HYPERREALISM
Denis Peterson pioneered a new school of painting that he termed Hyperrealism. Hyperreal paintings challenge the viewer to distinguish between perception and illusion.
Hyperrealism confronts reality and imagination as a confluence of the obvious and the implied. The boundaries of reality in Peterson's paintings can be confounding as surrogate effigies – often crossing the thin boundary lines of our visual acuities and causing self doubt as to our questionable misperceptions and observational assumptions. Ultimately, they lead us to question the fallible spectrum of the limited human eye and its fractured optical perceptions.

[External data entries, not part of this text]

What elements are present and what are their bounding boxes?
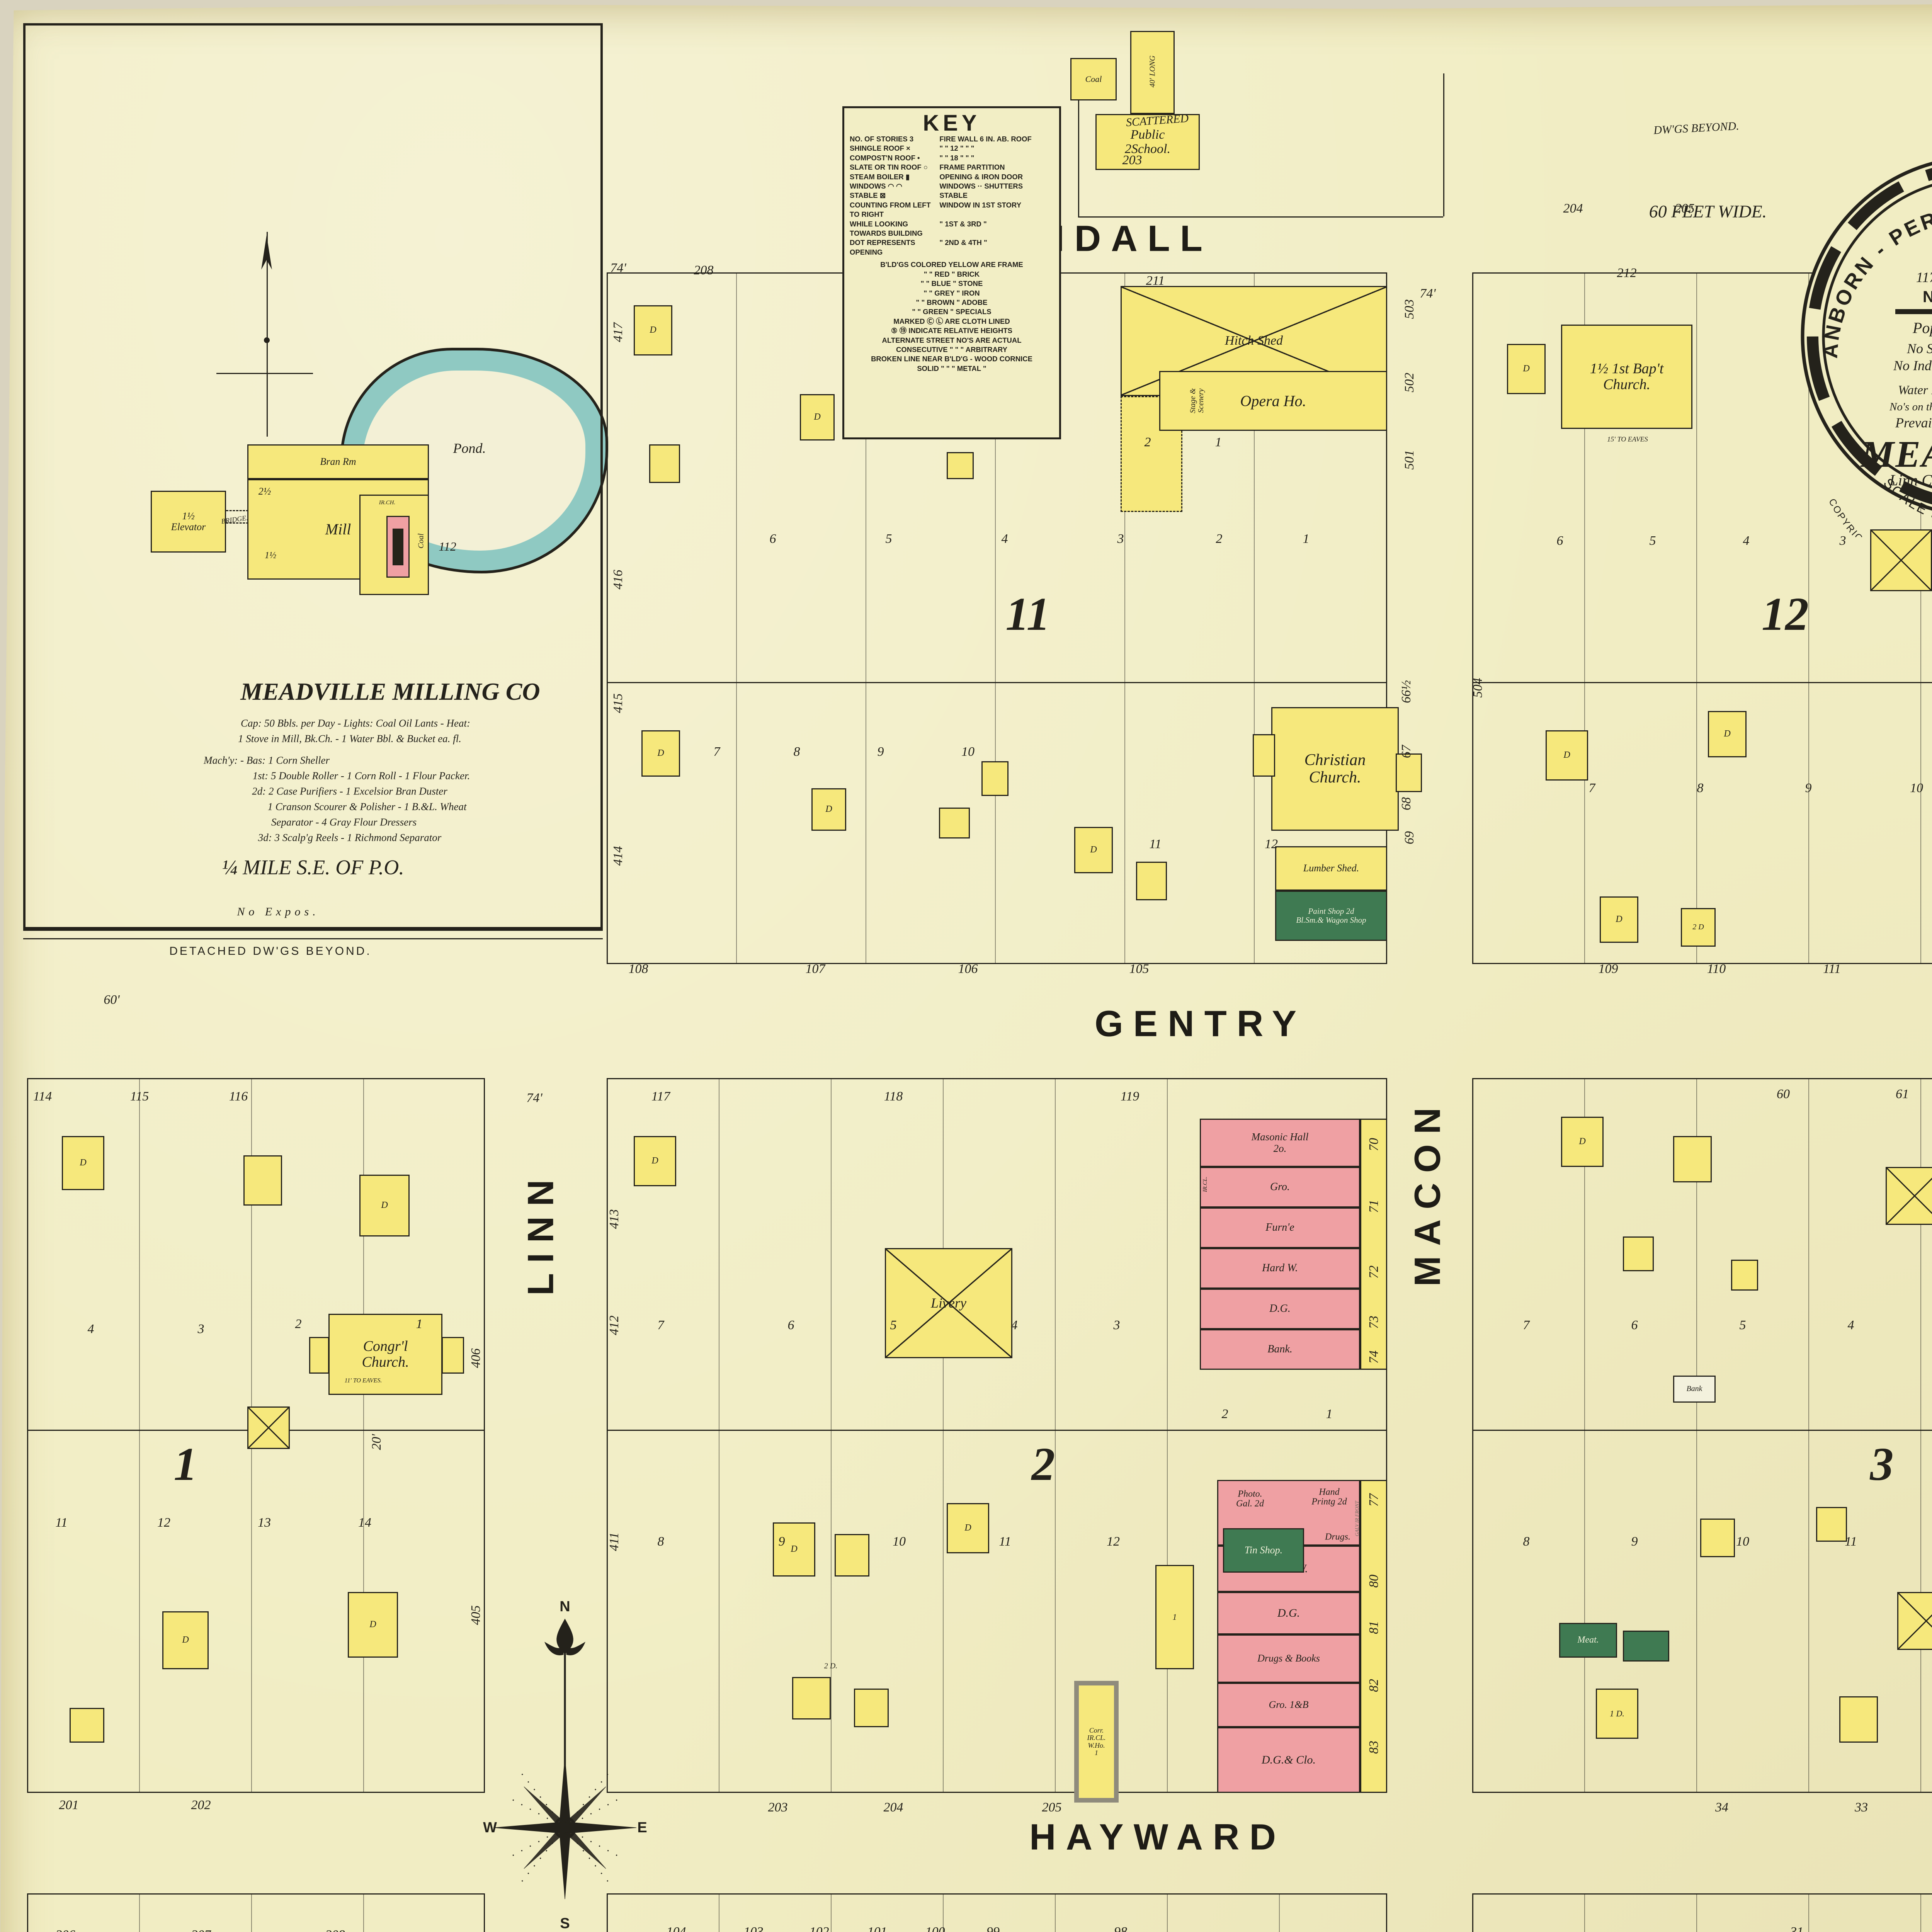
building-label: Livery <box>931 1296 966 1311</box>
building-label: Hard W. <box>1262 1262 1298 1274</box>
key-footer-line: " " RED " BRICK <box>850 270 1054 279</box>
map-label: ¼ MILE S.E. OF P.O. <box>222 856 404 878</box>
map-label: Drugs. <box>1325 1532 1350 1542</box>
key-footer-line: " " GREY " IRON <box>850 289 1054 298</box>
street-number: 71 <box>1367 1200 1381 1213</box>
street-number: 501 <box>1403 450 1417 470</box>
building-label: D <box>1724 729 1730 739</box>
lot-divider <box>1808 1893 1809 1932</box>
street-number: 12 <box>157 1516 170 1530</box>
street-number: 9 <box>1631 1535 1638 1549</box>
building: D <box>1546 730 1588 781</box>
building: D <box>947 1503 989 1553</box>
building-label: Bran Rm <box>320 456 356 467</box>
building: Gro. 1&B <box>1217 1683 1360 1727</box>
street-number: 81 <box>1367 1621 1381 1634</box>
building: D.G. <box>1200 1289 1360 1329</box>
building-label: D <box>825 804 832 815</box>
building-label: Meat. <box>1577 1635 1599 1645</box>
lot-divider <box>1254 682 1255 964</box>
lot-divider <box>1696 1893 1697 1932</box>
building <box>247 1406 290 1449</box>
street-number: 101 <box>867 1925 887 1932</box>
street-number: 4 <box>1011 1318 1018 1332</box>
key-footer-line: CONSECUTIVE " " " ARBITRARY <box>850 345 1054 354</box>
map-label: IR.CH. <box>379 500 396 506</box>
street-number: 6 <box>1557 534 1563 548</box>
lot-divider <box>1920 1078 1921 1430</box>
lot-divider <box>251 1893 252 1932</box>
street-number: 8 <box>1523 1535 1530 1549</box>
building <box>1396 753 1422 792</box>
street-number: 411 <box>607 1532 621 1551</box>
logo-water: Water Facilities : Private Wells & Cist'… <box>1898 383 1932 397</box>
map-label: Stage & Scenery <box>1189 388 1205 413</box>
building: 1 <box>1155 1565 1194 1669</box>
key-footer-line: ⑤ ⑲ INDICATE RELATIVE HEIGHTS <box>850 326 1054 335</box>
map-label: 112 <box>439 540 456 553</box>
building-label: D <box>657 748 664 759</box>
building: Paint Shop 2d Bl.Sm.& Wagon Shop <box>1275 891 1387 941</box>
street-number: 119 <box>1121 1090 1139 1104</box>
map-label: Separator - 4 Gray Flour Dressers <box>271 817 417 828</box>
street-number: 206 <box>56 1928 75 1932</box>
building: Corr. IR.CL. W.Ho. 1 <box>1074 1681 1119 1803</box>
block-4-outline <box>1472 1893 1932 1932</box>
building-label: Tin Shop. <box>1245 1545 1282 1556</box>
map-label: 2d: 2 Case Purifiers - 1 Excelsior Bran … <box>252 786 447 797</box>
map-label: Photo. Gal. 2d <box>1236 1490 1264 1509</box>
map-line <box>226 510 248 511</box>
building-label: Bank. <box>1267 1344 1293 1355</box>
street-number: 416 <box>611 570 625 590</box>
building: D <box>348 1592 398 1658</box>
street-number: 405 <box>469 1605 483 1625</box>
map-label: Hand Printg 2d <box>1311 1488 1347 1507</box>
map-label: 1 Stove in Mill, Bk.Ch. - 1 Water Bbl. &… <box>238 733 461 745</box>
building <box>1253 734 1275 777</box>
building-label: Christian Church. <box>1304 752 1366 787</box>
building-label: D <box>1579 1137 1585 1147</box>
street-number: 103 <box>744 1925 764 1932</box>
key-footer-line: B'LD'GS COLORED YELLOW ARE FRAME <box>850 260 1054 269</box>
key-footer-line: BROKEN LINE NEAR B'LD'G - WOOD CORNICE <box>850 354 1054 364</box>
street-number: 11 <box>1149 837 1161 851</box>
map-key: KEY NO. OF STORIES 3FIRE WALL 6 IN. AB. … <box>842 106 1061 439</box>
street-number: 109 <box>1599 962 1618 976</box>
key-row: STEAM BOILER ▮OPENING & IRON DOOR <box>850 172 1054 182</box>
building <box>1360 1119 1387 1370</box>
key-footer-line: " " BLUE " STONE <box>850 279 1054 288</box>
street-number: 98 <box>1114 1925 1127 1932</box>
block-number-2: 2 <box>1032 1437 1055 1492</box>
building <box>981 761 1009 796</box>
building: 1½ Elevator <box>151 491 226 553</box>
street-number: 60' <box>104 993 119 1007</box>
compass-e: E <box>637 1820 647 1836</box>
street-number: 5 <box>890 1318 897 1332</box>
lot-divider <box>943 1430 944 1793</box>
street-number: 20' <box>370 1434 384 1450</box>
building: D <box>62 1136 104 1190</box>
building <box>1816 1507 1847 1542</box>
building-label: 2 D <box>1692 923 1704 932</box>
block-3-outline <box>1472 1078 1932 1793</box>
compass-w: W <box>483 1820 497 1836</box>
street-number: 203 <box>1122 153 1142 167</box>
building-label: D <box>814 412 820 422</box>
street-name-hayward: HAYWARD <box>1029 1816 1286 1859</box>
building-label: Masonic Hall 2o. <box>1252 1131 1309 1154</box>
lot-divider <box>1584 1430 1585 1793</box>
map-label: Coal <box>417 534 425 549</box>
logo-winds: Prevailing Winds ; S.W. <box>1895 415 1932 430</box>
street-number: 74 <box>1367 1350 1381 1364</box>
building <box>309 1337 329 1374</box>
street-number: 11 <box>999 1535 1011 1549</box>
building-label: D <box>964 1523 971 1533</box>
building <box>70 1708 104 1743</box>
building: Gro. <box>1200 1167 1360 1208</box>
building-label: Congr'l Church. <box>362 1338 409 1370</box>
street-number: 205 <box>1042 1801 1062 1815</box>
street-number: 212 <box>1617 266 1637 280</box>
building: 2 D <box>1681 908 1716 947</box>
map-label: GALV IR FRONT <box>1354 1501 1360 1536</box>
street-number: 82 <box>1367 1679 1381 1692</box>
street-number: 115 <box>130 1090 149 1104</box>
street-number: 6 <box>770 532 776 546</box>
street-number: 6 <box>788 1318 794 1332</box>
key-footer-line: " " GREEN " SPECIALS <box>850 307 1054 316</box>
building <box>1870 529 1932 591</box>
street-number: 74' <box>610 261 626 275</box>
street-number: 11 <box>1845 1535 1857 1549</box>
map-label: Mach'y: - Bas: 1 Corn Sheller <box>204 755 330 766</box>
building <box>442 1337 464 1374</box>
block-number-12: 12 <box>1762 587 1809 641</box>
building: D <box>773 1522 815 1577</box>
lot-divider <box>1920 1893 1921 1932</box>
building-label: Lumber Shed. <box>1303 863 1359 874</box>
block-number-11: 11 <box>1005 587 1050 641</box>
building-label: D <box>1616 915 1622 925</box>
map-label: Cap: 50 Bbls. per Day - Lights: Coal Oil… <box>241 718 470 729</box>
logo-engines: No Steam & No Hand Engines <box>1906 341 1932 356</box>
street-number: 1 <box>416 1317 423 1331</box>
building-label: Furn'e <box>1265 1222 1294 1233</box>
building: D <box>1507 344 1546 394</box>
block-number-3: 3 <box>1870 1437 1894 1492</box>
lot-divider <box>139 1430 140 1793</box>
street-name-linn: LINN <box>520 1170 562 1296</box>
street-number: 80 <box>1367 1575 1381 1588</box>
key-footer-line: ALTERNATE STREET NO'S ARE ACTUAL <box>850 336 1054 345</box>
street-number: 12 <box>1265 837 1278 851</box>
building-label: Corr. IR.CL. W.Ho. 1 <box>1087 1727 1105 1757</box>
street-number: 3 <box>1117 532 1124 546</box>
lot-divider <box>1920 682 1921 964</box>
lot-divider <box>1808 1078 1809 1430</box>
street-number: 5 <box>1650 534 1656 548</box>
building <box>1897 1592 1932 1650</box>
street-number: 12 <box>1107 1535 1120 1549</box>
lot-divider <box>831 1430 832 1793</box>
building-label: 1 D. <box>1610 1709 1624 1718</box>
street-number: 2 <box>1216 532 1223 546</box>
key-row: COUNTING FROM LEFT TO RIGHTWINDOW IN 1ST… <box>850 201 1054 219</box>
map-line <box>267 232 268 437</box>
map-label: 60 FEET WIDE. <box>1649 202 1767 221</box>
street-number: 208 <box>694 264 714 277</box>
building-label: Opera Ho. <box>1240 393 1306 409</box>
street-number: 504 <box>1471 678 1485 698</box>
lot-divider <box>1167 1893 1168 1932</box>
street-number: 205 <box>1675 202 1695 216</box>
lot-divider <box>736 682 737 964</box>
building-label: D <box>1090 845 1097 855</box>
building: Drugs & Books <box>1217 1634 1360 1683</box>
map-label: 40' LONG <box>1148 56 1156 88</box>
key-row: SLATE OR TIN ROOF ○FRAME PARTITION <box>850 163 1054 172</box>
lot-divider <box>831 1893 832 1932</box>
street-name-gentry: GENTRY <box>1095 1003 1306 1045</box>
street-number: 108 <box>629 962 648 976</box>
building: 1½ 1st Bap't Church. <box>1561 325 1692 429</box>
key-row: WHILE LOOKING TOWARDS BUILDING" 1ST & 3R… <box>850 219 1054 238</box>
lot-divider <box>736 272 737 682</box>
street-number: 11 <box>55 1516 67 1530</box>
building: Lumber Shed. <box>1275 846 1387 891</box>
building-label: Drugs & Books <box>1257 1653 1320 1664</box>
street-number: 10 <box>1736 1535 1749 1549</box>
building-label: D <box>381 1201 388 1211</box>
key-footer-line: MARKED Ⓒ Ⓛ ARE CLOTH LINED <box>850 317 1054 326</box>
street-number: 208 <box>325 1928 345 1932</box>
key-color-rows: B'LD'GS COLORED YELLOW ARE FRAME" " RED … <box>850 260 1054 373</box>
street-number: 68 <box>1400 797 1413 810</box>
compass-s: S <box>560 1915 570 1932</box>
street-number: 5 <box>1740 1318 1746 1332</box>
building <box>854 1689 889 1727</box>
building-label: D.G. <box>1269 1303 1290 1315</box>
logo-town: MEADVILLE <box>1860 434 1932 475</box>
street-number: 207 <box>191 1928 211 1932</box>
street-number: 211 <box>1146 274 1165 288</box>
map-label: 1 Cranson Scourer & Polisher - 1 B.&L. W… <box>268 801 467 813</box>
building: Bran Rm <box>247 444 429 479</box>
street-number: 9 <box>878 745 884 759</box>
street-number: 102 <box>810 1925 829 1932</box>
map-line <box>1472 682 1932 683</box>
building <box>939 808 970 838</box>
sanborn-logo: SANBORN - PERRIS MAP CO., LIMITED 117 & … <box>1797 155 1932 537</box>
lot-divider <box>139 1078 140 1430</box>
compass-n: N <box>560 1599 570 1615</box>
building: 1 D. <box>1596 1689 1638 1739</box>
lot-divider <box>1167 1078 1168 1430</box>
logo-nos-note: No's on this map are taken from State Bo… <box>1889 401 1932 413</box>
lot-divider <box>831 1078 832 1430</box>
street-number: 7 <box>658 1318 664 1332</box>
building <box>1673 1136 1712 1182</box>
street-number: 2 <box>1222 1407 1228 1421</box>
building <box>1731 1260 1758 1291</box>
street-number: 107 <box>806 962 825 976</box>
building: Hard W. <box>1200 1248 1360 1289</box>
street-number: 117 <box>651 1090 670 1104</box>
lot-divider <box>1055 1078 1056 1430</box>
map-canvas: KEY NO. OF STORIES 3FIRE WALL 6 IN. AB. … <box>0 0 1932 1932</box>
building <box>1623 1631 1669 1662</box>
street-number: 13 <box>258 1516 271 1530</box>
logo-population: Population 900. <box>1912 319 1932 337</box>
street-number: 31 <box>1790 1925 1803 1932</box>
lot-divider <box>1808 1430 1809 1793</box>
building-label: Bank <box>1686 1385 1702 1393</box>
street-number: 1 <box>1303 532 1310 546</box>
street-number: 204 <box>1563 202 1583 216</box>
map-line <box>23 938 603 939</box>
building-label: Paint Shop 2d Bl.Sm.& Wagon Shop <box>1296 907 1366 924</box>
street-number: 3 <box>198 1322 204 1336</box>
street-number: 10 <box>893 1535 906 1549</box>
building: Masonic Hall 2o. <box>1200 1119 1360 1167</box>
street-number: 77 <box>1367 1493 1381 1507</box>
street-number: 4 <box>1743 534 1750 548</box>
street-number: 202 <box>191 1798 211 1812</box>
street-number: 2 <box>1145 435 1151 449</box>
street-name-macon: MACON <box>1407 1098 1449 1287</box>
building-label: D <box>1563 750 1570 760</box>
key-title: KEY <box>850 112 1054 134</box>
street-number: 83 <box>1367 1741 1381 1754</box>
street-number: 70 <box>1367 1138 1381 1151</box>
building <box>243 1155 282 1206</box>
building-label: D <box>650 325 656 335</box>
building <box>649 444 680 483</box>
building: Christian Church. <box>1271 707 1399 831</box>
street-number: 5 <box>886 532 892 546</box>
street-number: 72 <box>1367 1265 1381 1279</box>
map-label: DETACHED DW'GS BEYOND. <box>169 945 372 957</box>
lot-divider <box>995 682 996 964</box>
map-label: Pond. <box>453 441 486 456</box>
map-line <box>607 682 1387 683</box>
building <box>947 452 974 479</box>
street-number: 10 <box>1910 781 1923 795</box>
street-number: 8 <box>1697 781 1704 795</box>
key-row: NO. OF STORIES 3FIRE WALL 6 IN. AB. ROOF <box>850 134 1054 144</box>
building: D <box>1561 1117 1604 1167</box>
street-number: 8 <box>658 1535 664 1549</box>
street-number: 66½ <box>1400 680 1413 703</box>
key-row: WINDOWS ◠ ◠WINDOWS ·· SHUTTERS <box>850 182 1054 191</box>
street-number: 503 <box>1403 299 1417 319</box>
key-row: SHINGLE ROOF ×" " 12 " " " <box>850 144 1054 153</box>
map-line <box>607 1430 1387 1431</box>
lot-divider <box>1808 682 1809 964</box>
building: D <box>1708 711 1747 757</box>
lot-divider <box>1584 682 1585 964</box>
building: Livery <box>885 1248 1012 1358</box>
building: D <box>811 788 846 831</box>
building <box>1839 1696 1878 1743</box>
street-number: 204 <box>884 1801 903 1815</box>
building-label: D <box>1523 364 1529 374</box>
compass-rose: N W E S <box>483 1596 649 1932</box>
street-number: 203 <box>768 1801 788 1815</box>
street-number: 114 <box>33 1090 52 1104</box>
street-number: 60 <box>1777 1087 1790 1101</box>
lot-divider <box>139 1893 140 1932</box>
building: Coal <box>1070 58 1117 100</box>
key-footer-line: " " BROWN " ADOBE <box>850 298 1054 307</box>
street-number: 7 <box>1589 781 1595 795</box>
lot-divider <box>1584 1893 1585 1932</box>
street-number: 414 <box>611 846 625 866</box>
street-number: 74' <box>1420 287 1435 301</box>
street-number: 7 <box>714 745 720 759</box>
street-number: 4 <box>1848 1318 1854 1332</box>
lot-divider <box>1696 1430 1697 1793</box>
building <box>1700 1519 1735 1557</box>
street-number: 413 <box>607 1209 621 1229</box>
street-number: 4 <box>1002 532 1008 546</box>
map-label: 11' TO EAVES. <box>345 1378 382 1384</box>
building: D <box>1600 896 1638 943</box>
inset-title: MEADVILLE MILLING CO <box>240 679 540 705</box>
map-label: 2 D. <box>824 1662 837 1670</box>
street-number: 7 <box>1523 1318 1530 1332</box>
lot-divider <box>1696 272 1697 682</box>
street-number: 417 <box>611 323 625 342</box>
map-label: DW'GS BEYOND. <box>1653 120 1740 136</box>
building-label: D <box>651 1156 658 1166</box>
block-6-outline <box>27 1893 485 1932</box>
lot-divider <box>1124 682 1125 964</box>
map-label: IR.CL. <box>1202 1177 1209 1192</box>
building: D <box>800 394 835 440</box>
street-number: 73 <box>1367 1316 1381 1329</box>
street-number: 69 <box>1403 831 1417 844</box>
lot-divider <box>251 1078 252 1430</box>
street-number: 105 <box>1129 962 1149 976</box>
block-number-1: 1 <box>174 1437 197 1492</box>
map-label: No Expos. <box>237 906 319 918</box>
building: Tin Shop. <box>1223 1528 1304 1573</box>
building: D <box>634 1136 676 1186</box>
building-label: D.G.& Clo. <box>1262 1754 1316 1766</box>
building <box>393 529 403 565</box>
building: Bank. <box>1200 1329 1360 1370</box>
key-symbol-rows: NO. OF STORIES 3FIRE WALL 6 IN. AB. ROOF… <box>850 134 1054 257</box>
map-sheet: KEY NO. OF STORIES 3FIRE WALL 6 IN. AB. … <box>0 0 1932 1932</box>
building: D.G.& Clo. <box>1217 1727 1360 1793</box>
street-number: 4 <box>88 1322 94 1336</box>
lot-divider <box>1055 1893 1056 1932</box>
building <box>1886 1167 1932 1225</box>
building: Bank <box>1673 1376 1716 1403</box>
map-line <box>1472 1430 1932 1431</box>
street-number: 2 <box>295 1317 302 1331</box>
building-label: Public 2School. <box>1125 128 1170 156</box>
street-number: 104 <box>667 1925 686 1932</box>
street-number: 118 <box>884 1090 903 1104</box>
map-line <box>216 373 313 374</box>
street-number: 6 <box>1631 1318 1638 1332</box>
street-number: 415 <box>611 694 625 713</box>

As a counter culture school of painting, Hyperrealism incorporates an existential frame of reference that leaves little room for visual interpretation, and as such, effectively calls for a visceral response. Not unlike Impressionism, it questions the framework of one's trained powers of observation. It presents an altered state of reality through a meticulously crafted illusion, a quizzical juxtaposition of palpable visual tension and the more formalistic conventions of traditional painting. It leaves little room for imposing one’s altered sense of reality.
His provocative hyperrealist depictions further relate to the political and cultural deviations of societal decadence, its enigmatic imagery, and the aftermath of its tragic, ideological and insane consequences. Thematically, his paintings confront the corrupted human condition as a phenomenological medium that bears witness to historical evidence of the grotesque mistreatment of human beings in a convincing illusion of reality or hyperreality.
They bring the viewer into a new and profound vision of humanity through art.